(a) A lodger who is subject to Section 1946.5 of the Civil Code and who remains on the premises of an owner-occupied dwelling unit after receipt of a notice terminating the hiring, and expiration of the notice period, provided in Section 1946.5 of the Civil Code is guilty of an infraction and may, pursuant to Section 837, be arrested for the offense by the owner, or in the event the owner is represented by a court-appointed conservator, executor, or administrator, by the owner’s representative. Notwithstanding Section 853.5, the requirement of that section for release upon a written promise to appear shall not preclude an assisting peace officer from removing the person from the owner-occupied dwelling unit.
(b) The removal of a lodger from a dwelling unit by the owner pursuant to subdivision (a) is not a forcible entry under the provisions of Section 1159 of the Code of Civil Procedure and shall not be a basis for civil liability under that section.
(c) Chapter 5 (commencing with Section 1980) of Title 5 of Part 4 of Division 3 of the Civil Code applies to any personal property of the lodger which remains on the premises following the lodger’s removal from the premises pursuant to this section.

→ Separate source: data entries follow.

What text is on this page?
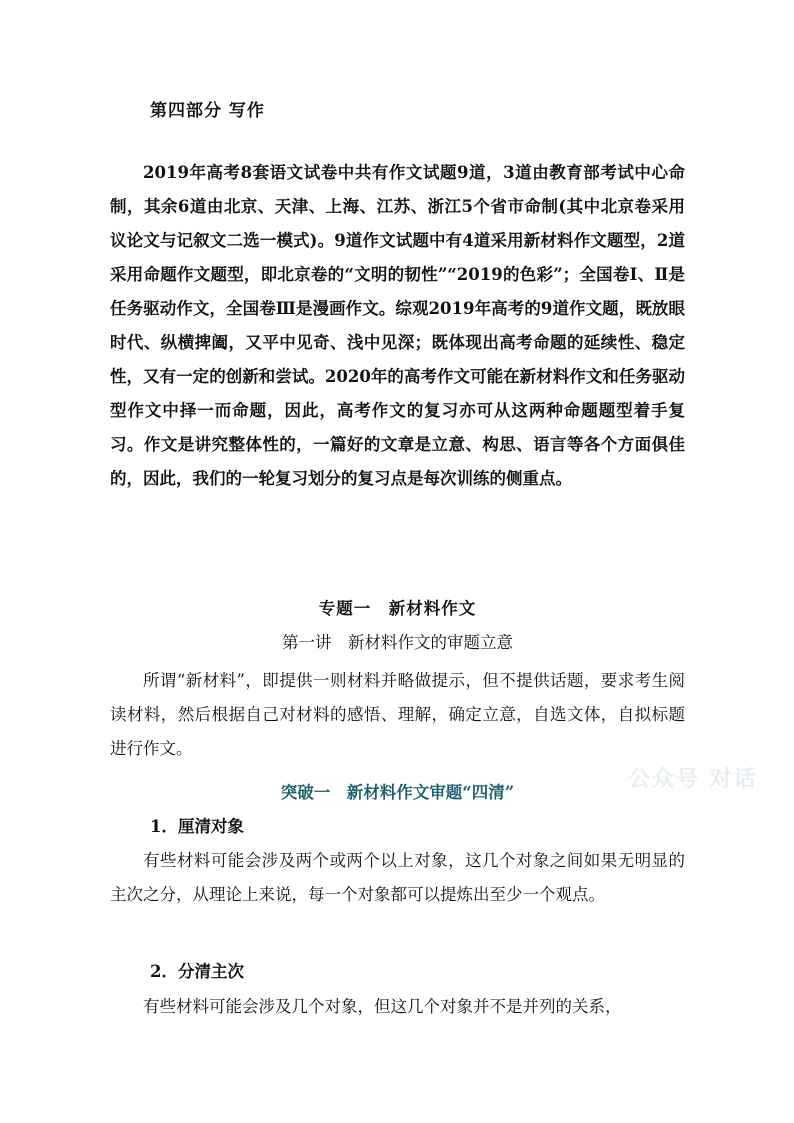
第四部分 写作

2019年高考8套语文试卷中共有作文试题9道，3道由教育部考试中心命制，其余6道由北京、天津、上海、江苏、浙江5个省市命制(其中北京卷采用议论文与记叙文二选一模式)。9道作文试题中有4道采用新材料作文题型，2道采用命题作文题型，即北京卷的“文明的韧性”“2019的色彩”；全国卷Ⅰ、Ⅱ是任务驱动作文，全国卷Ⅲ是漫画作文。综观2019年高考的9道作文题，既放眼时代、纵横捭阖，又平中见奇、浅中见深；既体现出高考命题的延续性、稳定性，又有一定的创新和尝试。2020年的高考作文可能在新材料作文和任务驱动型作文中择一而命题，因此，高考作文的复习亦可从这两种命题题型着手复习。作文是讲究整体性的，一篇好的文章是立意、构思、语言等各个方面俱佳的，因此，我们的一轮复习划分的复习点是每次训练的侧重点。

专题一　新材料作文

第一讲　新材料作文的审题立意

所谓“新材料”，即提供一则材料并略做提示，但不提供话题，要求考生阅读材料，然后根据自己对材料的感悟、理解，确定立意，自选文体，自拟标题进行作文。

突破一　新材料作文审题“四清”

1．厘清对象

有些材料可能会涉及两个或两个以上对象，这几个对象之间如果无明显的主次之分，从理论上来说，每一个对象都可以提炼出至少一个观点。

2．分清主次

有些材料可能会涉及几个对象，但这几个对象并不是并列的关系，

公众号 对话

(d) Nothing in this section shall be construed to limit the owner’s right to have a lodger removed under other provisions of law.
(e) Except as provided in subdivision (b), nothing in this section shall be construed to limit or affect in any way any cause of action an owner or lodger may have for damages for any breach of the contract of the parties respecting the lodging.
(f) This section applies only to owner-occupied dwellings where a single lodger resides. Nothing in this section shall be construed to determine or affect in any way the rights of persons residing as lodgers in an owner-occupied dwelling where more than one lodger resides.